- App icon
- Developers: Rovio Entertainment Outplay Entertainment
- Publisher: Rovio Entertainment
- Composer: David Schweitzer
- Series: Angry Birds
- Engine: Marmalade
- Platforms: Android, iOS
- Release: CAN: December 22, 2014; WW: March 12, 2015;
- Genre: Tile-matching

= Angry Birds Pop! =

2015 tile-matching video game

Angry Birds Pop! is a tile-matching video game co-developed by Rovio Entertainment and Outplay Entertainment that was soft launched for iOS in Canada in December 2014 and released worldwide for iOS and Android devices in March 2015.

It was originally released as Angry Birds Stella Pop! as the second game in the Angry Birds Stella series, and was given its current name with an update in July 2015 that brought classic Angry Birds characters into the game alongside Stella, making it the only one in the series to involve a crossover between classic Angry Birds and Stella's friends. In October 2015, the game was released as a Facebook game that was discontinued on December 21, 2016. As of March 2024, the game contains over 8000 levels.

==Gameplay==

Gameplay screenshot

Angry Birds Pop! is the second game of the Angry Birds Stella series. The game released on December 22, 2014, in the Canada App Store and released worldwide on March 12, 2015. On October 29, 2015, the game was added to Facebook. The game features the slingshot lined up in the bottom center, the player flings the bubbles to pop the bubbles at the top with a combination of three or more bubbles with the same color. Each level will grant a limited number of bubbles given at the slingshot and more can be purchased with coins. Sometimes, there are also blocks appears at the top along with the bubbles. The game also has lives like all other match-3 games.
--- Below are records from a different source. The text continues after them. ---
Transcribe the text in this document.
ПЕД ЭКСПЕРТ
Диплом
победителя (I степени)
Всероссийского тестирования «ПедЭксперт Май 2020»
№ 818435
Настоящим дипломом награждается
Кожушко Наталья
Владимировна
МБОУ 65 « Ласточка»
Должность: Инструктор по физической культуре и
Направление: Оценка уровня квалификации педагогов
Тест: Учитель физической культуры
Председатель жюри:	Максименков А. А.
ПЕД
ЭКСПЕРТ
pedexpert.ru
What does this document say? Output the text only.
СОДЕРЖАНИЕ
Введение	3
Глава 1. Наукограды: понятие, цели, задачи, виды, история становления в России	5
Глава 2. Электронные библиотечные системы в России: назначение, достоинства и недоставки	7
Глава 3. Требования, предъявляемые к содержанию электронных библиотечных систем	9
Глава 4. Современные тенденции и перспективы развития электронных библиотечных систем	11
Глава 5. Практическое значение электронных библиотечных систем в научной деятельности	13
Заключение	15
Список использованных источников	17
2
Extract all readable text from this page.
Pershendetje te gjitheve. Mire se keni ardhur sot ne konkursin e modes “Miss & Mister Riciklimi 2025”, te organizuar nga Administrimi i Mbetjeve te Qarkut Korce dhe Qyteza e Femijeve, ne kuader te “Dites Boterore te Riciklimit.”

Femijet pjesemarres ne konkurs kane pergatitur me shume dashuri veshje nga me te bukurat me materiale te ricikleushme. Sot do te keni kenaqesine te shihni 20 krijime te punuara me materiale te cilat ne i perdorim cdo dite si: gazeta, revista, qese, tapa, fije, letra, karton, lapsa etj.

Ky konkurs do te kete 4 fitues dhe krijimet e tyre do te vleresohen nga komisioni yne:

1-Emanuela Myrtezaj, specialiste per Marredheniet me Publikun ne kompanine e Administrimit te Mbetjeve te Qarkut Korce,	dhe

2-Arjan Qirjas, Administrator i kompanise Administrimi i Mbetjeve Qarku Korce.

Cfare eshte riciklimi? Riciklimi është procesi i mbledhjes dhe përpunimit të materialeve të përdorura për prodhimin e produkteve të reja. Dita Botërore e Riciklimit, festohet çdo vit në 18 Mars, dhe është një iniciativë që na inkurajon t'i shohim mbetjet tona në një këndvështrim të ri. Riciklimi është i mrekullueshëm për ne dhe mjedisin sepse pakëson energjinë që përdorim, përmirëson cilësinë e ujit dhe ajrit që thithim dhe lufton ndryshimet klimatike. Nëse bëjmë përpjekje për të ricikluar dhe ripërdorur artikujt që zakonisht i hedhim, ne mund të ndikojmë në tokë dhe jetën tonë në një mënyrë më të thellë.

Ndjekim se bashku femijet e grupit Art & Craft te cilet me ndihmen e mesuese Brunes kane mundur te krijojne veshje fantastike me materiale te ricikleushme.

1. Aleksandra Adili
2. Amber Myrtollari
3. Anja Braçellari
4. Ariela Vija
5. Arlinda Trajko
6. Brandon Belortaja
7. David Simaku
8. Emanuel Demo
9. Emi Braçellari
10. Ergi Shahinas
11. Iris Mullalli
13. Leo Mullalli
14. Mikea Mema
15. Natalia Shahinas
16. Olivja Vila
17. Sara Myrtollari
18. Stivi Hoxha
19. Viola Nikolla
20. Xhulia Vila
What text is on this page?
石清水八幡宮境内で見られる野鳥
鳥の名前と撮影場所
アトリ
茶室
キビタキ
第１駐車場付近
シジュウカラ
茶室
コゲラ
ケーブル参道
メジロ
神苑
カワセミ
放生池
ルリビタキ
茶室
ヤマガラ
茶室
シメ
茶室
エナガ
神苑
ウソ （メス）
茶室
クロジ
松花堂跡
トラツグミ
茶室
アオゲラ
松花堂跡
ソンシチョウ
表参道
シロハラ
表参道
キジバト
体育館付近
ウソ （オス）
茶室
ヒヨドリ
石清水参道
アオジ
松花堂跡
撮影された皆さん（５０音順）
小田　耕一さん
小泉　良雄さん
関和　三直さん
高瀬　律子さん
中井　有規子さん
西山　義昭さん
When the player loses a level, they will lose one of it and if they lost all the lives, they must buy them by coins to continue playing. The game initially featured only the six characters that appeared in Angry Birds Stella, with each character having a special power that can be used when the Pop Meter is full to unlock powerful boosts from their powers like Stella's Power Pop, Poppy's Line Pop and many more. To fill the Pop Meter, the player has to get x6 Streaks, that means 6 pops in a row.

==Reception==
Angry Birds Pop! was seen by some as similar to King's 2014 title, Bubble Witch 2 Saga. The Macworld reviewer enjoyed it as a free game, with its light puzzle gameplay and good production values but once a barrier in play presents itself, the reviewer thought it was best to do something else.